Главное, сюда не задувал ветер, и значит, до утра с ним ничего не случится, здесь тепло, как на русской печке, особенно если свернуться эмбриончиком, очень экономная поза в смысле теплоотдачи. Наверно, еще и метангидрат подогревает, надо будет рассказать геологам, Обломов и с ними ведет какие-то дела.
А на боку так и совсем хорошо, вот оно, оказывается, какое бывает счастье. Только давит снизу выгнутой спиной тот мертвец, который до него здесь замерз, и тоже в позе эмбриона, только лбом в землю, – не знал дурак, что лоб лучший проводник тепла, спать в снегу нужно только на боку, иначе и метангидрат не поможет.
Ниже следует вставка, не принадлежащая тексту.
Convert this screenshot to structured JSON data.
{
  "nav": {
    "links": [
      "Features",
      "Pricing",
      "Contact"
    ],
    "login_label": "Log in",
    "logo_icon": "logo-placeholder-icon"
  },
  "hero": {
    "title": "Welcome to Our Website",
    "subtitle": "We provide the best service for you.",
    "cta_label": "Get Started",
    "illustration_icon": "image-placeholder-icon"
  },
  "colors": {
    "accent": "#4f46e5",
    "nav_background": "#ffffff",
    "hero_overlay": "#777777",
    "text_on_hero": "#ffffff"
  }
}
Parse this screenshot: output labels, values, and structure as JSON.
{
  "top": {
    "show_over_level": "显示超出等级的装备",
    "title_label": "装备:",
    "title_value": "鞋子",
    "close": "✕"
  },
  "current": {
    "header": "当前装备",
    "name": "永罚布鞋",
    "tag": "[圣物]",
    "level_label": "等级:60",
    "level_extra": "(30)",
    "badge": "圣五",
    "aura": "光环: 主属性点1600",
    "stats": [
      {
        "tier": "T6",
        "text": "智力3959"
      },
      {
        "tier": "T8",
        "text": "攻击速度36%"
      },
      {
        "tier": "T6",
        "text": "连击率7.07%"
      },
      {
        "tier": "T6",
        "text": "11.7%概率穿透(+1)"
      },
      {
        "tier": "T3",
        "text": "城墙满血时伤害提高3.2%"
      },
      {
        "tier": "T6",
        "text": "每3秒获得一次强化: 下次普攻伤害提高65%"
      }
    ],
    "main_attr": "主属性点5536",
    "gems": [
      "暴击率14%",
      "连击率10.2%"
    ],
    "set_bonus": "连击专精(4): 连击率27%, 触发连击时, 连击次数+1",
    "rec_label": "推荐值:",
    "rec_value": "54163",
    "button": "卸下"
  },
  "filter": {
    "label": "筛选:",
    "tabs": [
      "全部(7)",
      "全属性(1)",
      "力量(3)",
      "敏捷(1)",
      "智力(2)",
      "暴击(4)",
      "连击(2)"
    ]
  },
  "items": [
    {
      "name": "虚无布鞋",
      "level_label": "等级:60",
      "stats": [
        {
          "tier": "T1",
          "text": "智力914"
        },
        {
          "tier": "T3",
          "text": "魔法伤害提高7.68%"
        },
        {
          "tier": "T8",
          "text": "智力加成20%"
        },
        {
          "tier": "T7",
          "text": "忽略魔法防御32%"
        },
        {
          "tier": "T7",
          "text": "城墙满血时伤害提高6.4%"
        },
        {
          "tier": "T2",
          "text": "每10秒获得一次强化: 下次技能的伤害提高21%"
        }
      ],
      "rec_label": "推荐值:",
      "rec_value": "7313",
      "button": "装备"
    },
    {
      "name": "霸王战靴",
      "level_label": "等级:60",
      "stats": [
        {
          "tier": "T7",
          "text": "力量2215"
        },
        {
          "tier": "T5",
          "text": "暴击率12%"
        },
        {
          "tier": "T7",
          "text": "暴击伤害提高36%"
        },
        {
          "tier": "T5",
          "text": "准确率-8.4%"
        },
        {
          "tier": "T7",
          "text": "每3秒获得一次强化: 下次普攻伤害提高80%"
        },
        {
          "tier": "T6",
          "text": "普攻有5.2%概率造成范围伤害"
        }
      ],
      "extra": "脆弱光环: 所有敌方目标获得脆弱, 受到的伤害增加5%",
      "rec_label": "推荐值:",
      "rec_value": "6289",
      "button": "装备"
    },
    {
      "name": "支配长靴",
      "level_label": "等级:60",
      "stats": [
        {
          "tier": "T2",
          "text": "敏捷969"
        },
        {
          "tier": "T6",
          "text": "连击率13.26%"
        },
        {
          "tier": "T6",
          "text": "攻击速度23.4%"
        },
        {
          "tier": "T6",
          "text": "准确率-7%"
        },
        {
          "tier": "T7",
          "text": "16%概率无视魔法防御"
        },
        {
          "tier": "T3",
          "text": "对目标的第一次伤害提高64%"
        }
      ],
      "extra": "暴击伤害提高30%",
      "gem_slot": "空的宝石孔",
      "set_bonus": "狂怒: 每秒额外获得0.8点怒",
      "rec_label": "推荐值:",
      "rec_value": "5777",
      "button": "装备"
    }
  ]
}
Неохотно, долго их расшатывая, он извлек руки из рукава и попытался кулаком промять спину предыдущему покойнику точно так же, как выколачивал пробку из токайского. Кулак, однако, сжиматься отказывался, пришлось бить ребром ладони, как каратисту. Рука ничего не чувствовала, и спина мертвеца тоже не поддавалась, но звук раздался металлический, как будто он бил по ведру. Он снова постучал – точно ведро. Пальцы не сгибались и не разгибались, но отгребать снег ими было можно, будто деревянными грабельками. Видимо, приближалось утро, и ему удалось разглядеть, что это фляга, вроде той, у которой он в какие-то незапамятные времена расстреливал трех мушкетеров.
И в нем зашевелился еще какой-то огонек. Он порылся в снегу своими грабельками, которым был совершенно не страшен холод, и двумя руками, сжимая ее с двух сторон, извлек на свет разодранную книгу. Извлек действительно на свет, тусклый, но все-таки свет. И какой-то арифмометр без всякого его участия восстановил перпендикуляр от фляги к позиции, с которой он стрелял, а оттуда уже было два шага и до барака. Встать ему удалось довольно легко, когда он понимал, зачем это нужно. Барак оказался именно там, где он ожидал, облепленный снегом, но это уже не имело значения, потому что снег больше не шел, только все вокруг утопало в сугробах белоснежной пены, из-за которой в мире становилось еще светлее.
И ветер тоже стих.
Белое безмолвие.
Опереться на руки он не мог, но на локтях с горем пополам выкатился. Он прикинул, куда катиться дальше – к парням или к Галке, и не колеблясь выбрал Галку. После этого катиться стало как-то неловко, пришлось подниматься на ноги. Он утвердился на них так прочно, что устоял даже после того, как под ногой катнулась притаившаяся под снегом пустая бутылка. Он бы и на крыльцо сумел взобраться, но забыл, как это делается.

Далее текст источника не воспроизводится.